It started with one pan of donated lasagna.
Project Angel Heart started in Denver in 1991, when Charles Robbins decided he had to help friends struggling with HIV/AIDS. That pan of lasagna fed 12 people. Eventually, the nonprofit's mission grew to encompass people with any serious illness; eight years ago, it expanded to Colorado Springs.
In 2012, PAH delivered 445,581 free meals to 1,950 clients in Denver and Colorado Springs. More than 8,800 volunteers gave 57,000 hours to prepare food, drive tens of thousands of miles to deliver meals, help in the office, and assist with fundraisers.
The Colorado Springs program, which is on track to deliver more than 70,000 meals to 300 clients this year, has grown to the point at which a regional manager, Sue Ager, was hired in August to oversee the 50-plus volunteers.
"I have retirees, I have some former clients, I have families that deliver together because it's a volunteer opportunity that children can participate in, and parents can teach about giving back to the community," she says in the nonprofit's office near downtown.
It's all good
Here's how it works:
Potential clients are, in general, homebound with one or more life-threatening illnesses that limit their mobility. They fill out an application, available on the PAH website or by calling 800/381-5612, or can be referred by a healthcare provider or case manager/social worker. Local referring agencies include the Southern Colorado AIDS Project and Pikes Peak Hospice and Palliative Care.
The five-page form, which must include a medical professional's verification, asks about applicants' nutritional needs, allergies and any other difficulties. For instance, people unable to cut their food because of rheumatoid arthritis will receive diced or puréed meals.
"On our application, we ask income, but it doesn't matter what your income is, you are treated the same as anybody else," Ager says. "Some grantors we work with want that demographic information, so we ask it, but it doesn't affect whether or not you receive meals."
The application also asks about race and insurance status for the same reason. Age is not a factor, either. "Our youngest client is 5, our oldest client is 102," she says.
Led by executive chef Jon Emanuel, chefs and volunteers prepare the meals in a state-of-the-art kitchen in Denver. Ager has tasted various meals and says they're delicious while still serving the clients' needs.
"If you're dealing with cancer, chemo, radiation, you will likely be on what is called our 'skinny diet' with minimal spices, because that won't taste good with what you're going through," she explains. "I think that's one of the things that really sets Project Angel Heart apart, that focus on 'What can we do to improve the quality of life, but also to support treatment with good nutrition and healthy food?'"

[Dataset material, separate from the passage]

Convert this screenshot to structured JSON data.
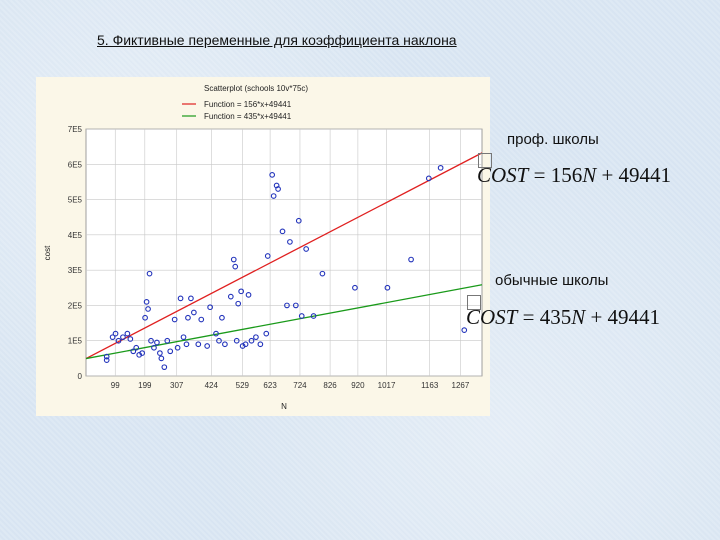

Selections include coconut curry beef for the "regular" diet, baked salmon for the renal/diabetic diet, and tofu shepherd's pie for vegetarians. Free meals are also reserved for dependents and caregivers.
With the fixins
The meals are put into plastic trays, then shrink-wrapped and flash-frozen. Every Thursday, five two-serving entrées (they also do their best to include "sides of soup, bread, and a small dessert or two") are packed in bags labeled with each client's name and dietary needs. On Fridays, Colorado Springs meals are trucked to Care and Share's facility near Constitution Avenue and North Powers Boulevard, where they're kept cold until Ager and a few volunteers arrive Saturday morning. Half the meals are taken to a downtown church, where eight volunteers pick them up for delivery to eight to 12 clients each; another eight drivers pick up their payloads at Care and Share.
When Ager goes out on deliveries, she receives immediate payback.
"I love to see the smiles on clients' faces when we hand them a bag filled with things to eat. Just imagine not feeling well and probably, [if] left to your own devices, you would be tired enough, sick enough that you might not even venture into the kitchen to cook. And if all you have to do is microwave it, then it's a whole lot easier. We like to say, 'a meal with heart gives hope.'"
Some of that heart comes from the groups and individuals who decorate the bags and make cards for clients' birthdays.
"It's really fun as we start to pull the trays out of the freezer each Saturday morning and see the bags," Ager says. "Some clients recycle them back the next week when we deliver to them. But there are others who actually thumbtack them up on the wall because they're beautiful. And we have clients who decorate bags for others, paying it forward."
PAH depends on donors and grants for every morsel it gives away. According to Ager, $25 pays for five meals, including the containers.
Her wish list is topped by a commercial chest freezer, in good condition, so she can keep meals at the office for pickup by clients or relatives/caregivers who weren't available on a Saturday.
"I know that we are providing a service that is really critical in this community," she says. "We never want it to be a choice for people: 'I can afford medicine this week or I can afford food this week.' We want to take that off the table."